I’m Hungry. Are you?

It was hunger that brought me to Australia 3½ years ago from Boston: hunger for love, certainly (my husband is an Aussie), but also hunger for travel, adventure, cultural enrichment, and one of life’s true great pleasures—food. Not to mention an accompanying thirst for knowledge—and good wine! I have been fortunate in that both my personal life and my professional lives have afforded me the opportunity to travel, but I still count myself a relative newbie to this country. There’s still so little I know, and so much I want to learn, and see, and taste, but I also hope the newbie in me can bring a fresh, unique perspective to an already crowded food-and-travel blogosphere.

Thus, I have launched The Hungry Expat. I am The Hungry Expat, and I’m hungry for more.

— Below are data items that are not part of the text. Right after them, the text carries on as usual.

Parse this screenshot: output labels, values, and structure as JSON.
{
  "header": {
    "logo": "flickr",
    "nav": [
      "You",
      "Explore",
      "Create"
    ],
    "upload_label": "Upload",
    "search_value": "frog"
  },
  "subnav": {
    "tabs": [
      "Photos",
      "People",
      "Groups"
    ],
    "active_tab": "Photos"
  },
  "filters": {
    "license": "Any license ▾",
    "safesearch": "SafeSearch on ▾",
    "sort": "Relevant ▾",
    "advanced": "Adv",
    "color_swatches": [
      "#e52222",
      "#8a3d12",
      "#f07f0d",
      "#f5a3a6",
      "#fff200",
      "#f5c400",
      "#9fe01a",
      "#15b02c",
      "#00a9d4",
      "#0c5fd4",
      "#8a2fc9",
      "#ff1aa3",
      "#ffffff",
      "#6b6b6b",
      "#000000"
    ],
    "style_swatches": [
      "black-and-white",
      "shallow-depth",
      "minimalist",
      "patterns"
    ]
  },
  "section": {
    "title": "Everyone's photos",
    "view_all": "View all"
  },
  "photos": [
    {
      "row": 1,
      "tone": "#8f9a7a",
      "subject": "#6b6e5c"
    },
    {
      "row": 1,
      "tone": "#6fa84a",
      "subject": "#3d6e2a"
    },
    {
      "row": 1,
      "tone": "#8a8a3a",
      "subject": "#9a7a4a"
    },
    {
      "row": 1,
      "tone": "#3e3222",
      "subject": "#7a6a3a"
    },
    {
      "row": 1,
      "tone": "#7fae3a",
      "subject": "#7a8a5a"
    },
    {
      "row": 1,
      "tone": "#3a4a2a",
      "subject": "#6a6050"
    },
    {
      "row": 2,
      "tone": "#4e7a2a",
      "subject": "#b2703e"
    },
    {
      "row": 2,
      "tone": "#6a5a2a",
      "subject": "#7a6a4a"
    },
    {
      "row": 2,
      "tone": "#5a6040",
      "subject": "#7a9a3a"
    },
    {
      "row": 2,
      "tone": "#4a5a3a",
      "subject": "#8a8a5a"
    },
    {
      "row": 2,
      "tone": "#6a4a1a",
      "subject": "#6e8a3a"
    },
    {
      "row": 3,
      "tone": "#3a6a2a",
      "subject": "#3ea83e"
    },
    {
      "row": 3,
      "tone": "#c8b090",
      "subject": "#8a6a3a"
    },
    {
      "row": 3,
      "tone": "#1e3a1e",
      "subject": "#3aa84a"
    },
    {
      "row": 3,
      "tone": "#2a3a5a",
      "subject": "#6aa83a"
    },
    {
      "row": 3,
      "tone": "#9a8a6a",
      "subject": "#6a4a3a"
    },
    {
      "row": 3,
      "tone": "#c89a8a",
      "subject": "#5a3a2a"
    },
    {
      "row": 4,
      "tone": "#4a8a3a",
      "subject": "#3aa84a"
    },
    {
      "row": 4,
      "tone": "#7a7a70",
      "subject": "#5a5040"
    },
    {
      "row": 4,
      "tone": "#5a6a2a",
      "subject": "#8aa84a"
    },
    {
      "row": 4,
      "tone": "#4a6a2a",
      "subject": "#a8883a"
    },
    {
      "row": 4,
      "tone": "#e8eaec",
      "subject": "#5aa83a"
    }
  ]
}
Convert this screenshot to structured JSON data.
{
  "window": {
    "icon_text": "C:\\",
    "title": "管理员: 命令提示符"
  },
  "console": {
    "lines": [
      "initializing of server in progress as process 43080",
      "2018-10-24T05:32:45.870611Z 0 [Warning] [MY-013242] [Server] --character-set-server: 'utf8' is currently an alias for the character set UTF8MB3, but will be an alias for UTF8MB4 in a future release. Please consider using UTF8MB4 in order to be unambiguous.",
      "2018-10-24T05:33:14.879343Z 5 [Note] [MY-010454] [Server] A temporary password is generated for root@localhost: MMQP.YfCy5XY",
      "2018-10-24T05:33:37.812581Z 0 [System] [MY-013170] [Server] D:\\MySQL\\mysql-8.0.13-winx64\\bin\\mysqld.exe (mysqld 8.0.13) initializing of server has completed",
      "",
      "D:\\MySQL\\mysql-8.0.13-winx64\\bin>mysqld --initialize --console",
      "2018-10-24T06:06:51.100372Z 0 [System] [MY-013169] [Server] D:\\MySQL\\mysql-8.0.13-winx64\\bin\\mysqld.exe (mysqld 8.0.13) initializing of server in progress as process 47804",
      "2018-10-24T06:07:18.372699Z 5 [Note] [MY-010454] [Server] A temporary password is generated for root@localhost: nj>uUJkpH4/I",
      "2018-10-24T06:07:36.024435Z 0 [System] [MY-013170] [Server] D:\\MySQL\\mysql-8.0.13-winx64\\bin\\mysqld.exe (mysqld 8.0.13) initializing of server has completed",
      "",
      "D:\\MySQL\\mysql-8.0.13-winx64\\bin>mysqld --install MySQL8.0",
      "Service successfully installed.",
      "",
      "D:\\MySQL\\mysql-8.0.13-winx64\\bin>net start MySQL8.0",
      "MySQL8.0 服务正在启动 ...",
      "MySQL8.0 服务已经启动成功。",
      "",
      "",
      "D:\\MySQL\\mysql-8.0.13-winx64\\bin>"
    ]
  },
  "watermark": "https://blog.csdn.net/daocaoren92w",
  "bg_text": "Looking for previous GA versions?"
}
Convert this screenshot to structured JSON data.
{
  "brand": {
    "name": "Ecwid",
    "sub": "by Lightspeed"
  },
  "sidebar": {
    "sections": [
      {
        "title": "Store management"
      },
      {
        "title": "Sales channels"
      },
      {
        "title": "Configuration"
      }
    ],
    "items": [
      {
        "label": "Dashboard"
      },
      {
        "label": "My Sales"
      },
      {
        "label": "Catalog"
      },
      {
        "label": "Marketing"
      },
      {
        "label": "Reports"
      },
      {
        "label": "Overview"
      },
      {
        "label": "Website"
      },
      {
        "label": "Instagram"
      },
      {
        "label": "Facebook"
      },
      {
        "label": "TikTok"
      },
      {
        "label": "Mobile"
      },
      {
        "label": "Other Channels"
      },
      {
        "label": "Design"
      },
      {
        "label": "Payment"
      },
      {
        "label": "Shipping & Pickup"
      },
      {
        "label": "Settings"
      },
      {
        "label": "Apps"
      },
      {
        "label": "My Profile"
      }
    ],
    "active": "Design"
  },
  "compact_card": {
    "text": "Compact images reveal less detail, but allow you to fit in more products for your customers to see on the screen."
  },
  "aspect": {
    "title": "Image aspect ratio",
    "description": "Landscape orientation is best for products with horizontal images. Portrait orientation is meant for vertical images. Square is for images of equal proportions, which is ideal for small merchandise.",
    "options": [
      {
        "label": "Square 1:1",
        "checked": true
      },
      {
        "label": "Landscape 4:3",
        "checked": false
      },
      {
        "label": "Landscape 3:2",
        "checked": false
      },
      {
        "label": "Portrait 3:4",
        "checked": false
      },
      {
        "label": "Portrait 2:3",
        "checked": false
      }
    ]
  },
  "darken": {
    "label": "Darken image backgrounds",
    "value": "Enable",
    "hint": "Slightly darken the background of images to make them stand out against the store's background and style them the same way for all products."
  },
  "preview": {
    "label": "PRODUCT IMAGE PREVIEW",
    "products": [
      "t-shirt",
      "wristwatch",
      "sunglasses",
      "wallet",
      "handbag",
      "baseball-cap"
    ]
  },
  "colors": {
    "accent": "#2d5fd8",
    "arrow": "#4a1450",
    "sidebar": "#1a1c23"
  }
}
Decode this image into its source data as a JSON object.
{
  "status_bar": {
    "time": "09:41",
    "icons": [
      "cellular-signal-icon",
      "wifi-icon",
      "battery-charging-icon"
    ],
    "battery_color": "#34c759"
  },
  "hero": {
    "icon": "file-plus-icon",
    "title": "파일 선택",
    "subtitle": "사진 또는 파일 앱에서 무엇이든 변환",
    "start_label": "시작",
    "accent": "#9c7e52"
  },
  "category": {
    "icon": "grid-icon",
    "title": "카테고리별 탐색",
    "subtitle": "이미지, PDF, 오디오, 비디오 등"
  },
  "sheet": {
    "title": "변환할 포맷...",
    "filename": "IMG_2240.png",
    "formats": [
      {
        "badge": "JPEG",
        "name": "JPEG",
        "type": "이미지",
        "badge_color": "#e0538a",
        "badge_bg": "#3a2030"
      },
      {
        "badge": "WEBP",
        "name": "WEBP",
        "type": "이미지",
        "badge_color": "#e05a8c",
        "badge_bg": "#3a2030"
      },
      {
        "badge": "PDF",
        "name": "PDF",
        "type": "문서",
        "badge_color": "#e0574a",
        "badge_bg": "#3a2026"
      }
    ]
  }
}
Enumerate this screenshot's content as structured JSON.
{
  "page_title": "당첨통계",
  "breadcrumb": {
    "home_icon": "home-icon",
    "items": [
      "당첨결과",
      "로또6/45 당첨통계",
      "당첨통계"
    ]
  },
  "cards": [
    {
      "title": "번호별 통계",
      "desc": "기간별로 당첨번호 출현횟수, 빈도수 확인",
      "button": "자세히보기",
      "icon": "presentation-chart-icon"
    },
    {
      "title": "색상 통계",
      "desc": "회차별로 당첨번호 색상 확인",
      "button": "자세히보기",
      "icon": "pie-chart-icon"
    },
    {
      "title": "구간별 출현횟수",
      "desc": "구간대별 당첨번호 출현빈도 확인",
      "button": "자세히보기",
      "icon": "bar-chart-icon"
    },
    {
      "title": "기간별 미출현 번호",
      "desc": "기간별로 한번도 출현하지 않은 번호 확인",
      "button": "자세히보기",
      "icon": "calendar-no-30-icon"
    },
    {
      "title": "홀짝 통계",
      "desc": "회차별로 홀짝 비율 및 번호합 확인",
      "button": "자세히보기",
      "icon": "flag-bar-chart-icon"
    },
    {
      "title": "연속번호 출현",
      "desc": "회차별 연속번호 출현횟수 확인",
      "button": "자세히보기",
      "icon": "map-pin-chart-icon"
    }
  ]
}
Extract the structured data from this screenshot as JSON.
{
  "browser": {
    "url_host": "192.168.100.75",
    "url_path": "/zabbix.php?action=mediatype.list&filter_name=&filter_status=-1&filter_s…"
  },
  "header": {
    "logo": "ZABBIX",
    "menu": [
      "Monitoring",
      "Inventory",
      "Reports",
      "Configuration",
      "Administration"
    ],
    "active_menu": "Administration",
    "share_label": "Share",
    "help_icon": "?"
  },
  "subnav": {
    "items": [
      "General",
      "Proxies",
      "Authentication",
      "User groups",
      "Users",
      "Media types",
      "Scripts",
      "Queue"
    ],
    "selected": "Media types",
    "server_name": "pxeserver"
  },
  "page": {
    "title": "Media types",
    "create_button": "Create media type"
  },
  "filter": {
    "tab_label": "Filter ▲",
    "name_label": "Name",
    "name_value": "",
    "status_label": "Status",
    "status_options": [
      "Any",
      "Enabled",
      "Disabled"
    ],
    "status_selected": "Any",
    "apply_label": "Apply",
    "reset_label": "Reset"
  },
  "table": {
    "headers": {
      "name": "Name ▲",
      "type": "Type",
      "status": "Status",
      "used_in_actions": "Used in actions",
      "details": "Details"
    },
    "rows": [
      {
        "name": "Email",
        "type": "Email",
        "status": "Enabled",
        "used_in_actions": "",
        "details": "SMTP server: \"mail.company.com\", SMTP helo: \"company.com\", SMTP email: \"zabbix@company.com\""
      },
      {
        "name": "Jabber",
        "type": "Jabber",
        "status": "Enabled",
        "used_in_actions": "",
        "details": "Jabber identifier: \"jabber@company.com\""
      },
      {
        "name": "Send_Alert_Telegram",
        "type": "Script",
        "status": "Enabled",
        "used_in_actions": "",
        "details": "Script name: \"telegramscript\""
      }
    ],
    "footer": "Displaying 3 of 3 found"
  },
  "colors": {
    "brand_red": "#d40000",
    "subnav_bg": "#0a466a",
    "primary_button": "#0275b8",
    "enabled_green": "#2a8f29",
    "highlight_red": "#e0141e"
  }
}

Here, you’ll find write-ups on restaurants, culinary events, fellow foodies, food-and-wine pairings, local drops, travel hotspots, movies (very excited about the upcoming Haute Cuisine), books, and more. My hope is that there will be bits and bites for everyone, whether you’re a casual eater-outer, a more astute diner, a local winemaker, a tourist, or just someone who happened upon my humble page.

And sometimes I’ll share my musings—culinary and otherwise—on what it’s like to be an American transplant in Australia. I hope you’ll find it entertaining, thought-provoking, and appetising. And I hope you’ll be part of the conversation. Thank you for visiting The Hungry Expat. Please come again. And feel free to leave a tip (in the form of a comment).